Tony rolled his eyes, but didn't protest, so Max decided to try a different tack. "Put yourself into Tonio's mind for a minute. The family man, the criminal, the one with the broken heart, the intelligence, the bravery… be Tonio."
He watched Tony sink into the other mindset, his body language shifting as he literally became the other man. When he opened his eyes again, they were sharp, wary, and he eyed Max with masked suspicion. "Now what?" he all but purred. Tonio's voice was always teasing, coy, or seductive, when he wasn't furious or bored — and even sometimes when he was.
"Tonio, you want to help your family but also your community. How would you do that?" Max asked bluntly. "You know money and time are not objects to your family."
"I want to move back home," Tonio replied promptly. "The girls are getting older, and without Papa at home, I worry about them."

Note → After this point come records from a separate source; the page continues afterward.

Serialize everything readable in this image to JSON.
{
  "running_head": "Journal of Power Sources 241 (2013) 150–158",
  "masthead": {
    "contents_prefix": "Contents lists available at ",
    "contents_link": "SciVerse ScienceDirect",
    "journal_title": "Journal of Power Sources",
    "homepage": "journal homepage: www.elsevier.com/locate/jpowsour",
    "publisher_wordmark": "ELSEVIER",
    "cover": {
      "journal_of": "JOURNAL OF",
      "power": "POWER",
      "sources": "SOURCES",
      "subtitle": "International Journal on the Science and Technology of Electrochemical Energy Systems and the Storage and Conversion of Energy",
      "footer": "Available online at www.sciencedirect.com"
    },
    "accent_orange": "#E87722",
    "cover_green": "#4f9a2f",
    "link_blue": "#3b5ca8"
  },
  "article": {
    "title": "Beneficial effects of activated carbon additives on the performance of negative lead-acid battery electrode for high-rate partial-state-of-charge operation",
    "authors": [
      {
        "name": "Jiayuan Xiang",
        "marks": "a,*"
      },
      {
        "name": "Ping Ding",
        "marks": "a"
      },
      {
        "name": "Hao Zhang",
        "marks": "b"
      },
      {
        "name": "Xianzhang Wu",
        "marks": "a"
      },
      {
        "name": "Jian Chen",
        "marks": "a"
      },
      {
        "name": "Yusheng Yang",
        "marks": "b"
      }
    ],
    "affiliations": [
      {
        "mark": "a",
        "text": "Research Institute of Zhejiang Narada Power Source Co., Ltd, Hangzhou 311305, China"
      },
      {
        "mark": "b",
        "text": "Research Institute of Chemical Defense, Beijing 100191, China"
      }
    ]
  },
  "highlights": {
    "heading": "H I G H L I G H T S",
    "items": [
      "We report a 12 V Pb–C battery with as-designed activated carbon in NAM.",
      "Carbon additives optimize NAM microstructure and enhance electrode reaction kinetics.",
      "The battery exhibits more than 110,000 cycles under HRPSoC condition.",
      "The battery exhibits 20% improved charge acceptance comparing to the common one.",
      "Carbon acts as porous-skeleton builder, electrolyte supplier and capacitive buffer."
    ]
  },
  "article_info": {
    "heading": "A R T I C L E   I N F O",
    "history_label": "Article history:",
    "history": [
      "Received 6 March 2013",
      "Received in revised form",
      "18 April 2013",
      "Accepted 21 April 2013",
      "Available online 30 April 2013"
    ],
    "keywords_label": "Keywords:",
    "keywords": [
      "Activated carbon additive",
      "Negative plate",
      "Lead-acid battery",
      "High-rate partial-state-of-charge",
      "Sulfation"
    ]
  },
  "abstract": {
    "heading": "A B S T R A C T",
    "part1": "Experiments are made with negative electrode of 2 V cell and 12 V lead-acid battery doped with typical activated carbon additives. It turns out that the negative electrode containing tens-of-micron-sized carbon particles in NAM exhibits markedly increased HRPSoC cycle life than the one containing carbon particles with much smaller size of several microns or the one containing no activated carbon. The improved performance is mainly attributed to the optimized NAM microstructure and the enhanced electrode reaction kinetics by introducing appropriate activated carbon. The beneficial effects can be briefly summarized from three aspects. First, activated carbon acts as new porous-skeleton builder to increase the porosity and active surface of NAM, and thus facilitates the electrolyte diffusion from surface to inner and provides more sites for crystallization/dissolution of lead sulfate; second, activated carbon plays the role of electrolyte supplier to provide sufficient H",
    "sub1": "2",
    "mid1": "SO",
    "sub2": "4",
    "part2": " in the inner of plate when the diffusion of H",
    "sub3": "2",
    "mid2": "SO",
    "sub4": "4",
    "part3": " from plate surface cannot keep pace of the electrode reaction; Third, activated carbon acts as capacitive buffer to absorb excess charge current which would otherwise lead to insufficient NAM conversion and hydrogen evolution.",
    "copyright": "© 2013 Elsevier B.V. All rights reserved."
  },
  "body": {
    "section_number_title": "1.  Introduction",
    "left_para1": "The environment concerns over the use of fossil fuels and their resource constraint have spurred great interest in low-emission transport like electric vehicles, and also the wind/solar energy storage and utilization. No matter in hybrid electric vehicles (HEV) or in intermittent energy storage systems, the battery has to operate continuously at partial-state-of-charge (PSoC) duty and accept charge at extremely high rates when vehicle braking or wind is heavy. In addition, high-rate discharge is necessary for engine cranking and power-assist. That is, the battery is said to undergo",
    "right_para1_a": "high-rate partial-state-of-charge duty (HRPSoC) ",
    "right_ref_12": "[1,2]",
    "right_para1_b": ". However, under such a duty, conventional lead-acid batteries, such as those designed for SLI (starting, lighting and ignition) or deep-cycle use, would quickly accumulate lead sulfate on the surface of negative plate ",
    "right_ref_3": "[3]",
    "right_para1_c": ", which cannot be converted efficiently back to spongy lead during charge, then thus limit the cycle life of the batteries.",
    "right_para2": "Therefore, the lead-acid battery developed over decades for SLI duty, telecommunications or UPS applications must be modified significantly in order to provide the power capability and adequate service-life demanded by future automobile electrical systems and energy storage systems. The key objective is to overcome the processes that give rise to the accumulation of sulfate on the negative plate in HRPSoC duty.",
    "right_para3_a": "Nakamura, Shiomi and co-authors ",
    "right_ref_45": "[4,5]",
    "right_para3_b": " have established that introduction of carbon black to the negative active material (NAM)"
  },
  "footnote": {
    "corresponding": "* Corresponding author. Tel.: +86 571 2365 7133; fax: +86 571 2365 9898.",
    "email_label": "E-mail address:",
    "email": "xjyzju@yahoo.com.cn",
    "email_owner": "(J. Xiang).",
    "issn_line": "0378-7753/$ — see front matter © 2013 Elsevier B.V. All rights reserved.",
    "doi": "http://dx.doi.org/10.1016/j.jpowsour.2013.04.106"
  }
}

"Okay, so you're talking about returning to Philly. What could you do there to help people?" Max prodded. "Or, if you used your wonderful computer skills, what could you do elsewhere that would be based there?"
Tonio frowned, and Max saw Tony pushing at the edges.
"Tonio, you're in a lucky position, being adopted by Mike and Alessia. What could someone have done to help you before then?"
Tony's eyes widened and like a switch was thrown, the detective was back. "I survived by getting a scholarship to OSU. Lots of kids don't have that chance," he said quietly, but intently. "The Families always say they're helping the communities, but what if we actually did? More education opportunities, scholarships… things to give kids a better life that don't require obedience to La Famiglia afterwards. No strings community improvement."
"I think that would require someone with experience in computers, psychology, criminal justice, and maybe even sports and health, don't you?" Max asked, doing his best to suppress his smugness. "If only there was someone the community would accept who had that exact background?"
"I don't know how Betty puts up with you," Tony huffed, but he leaned forward and snagged a bag of MnMs, ripping it open and cheerfully guzzling them all. And with that sign, Max knew that Tony would be okay.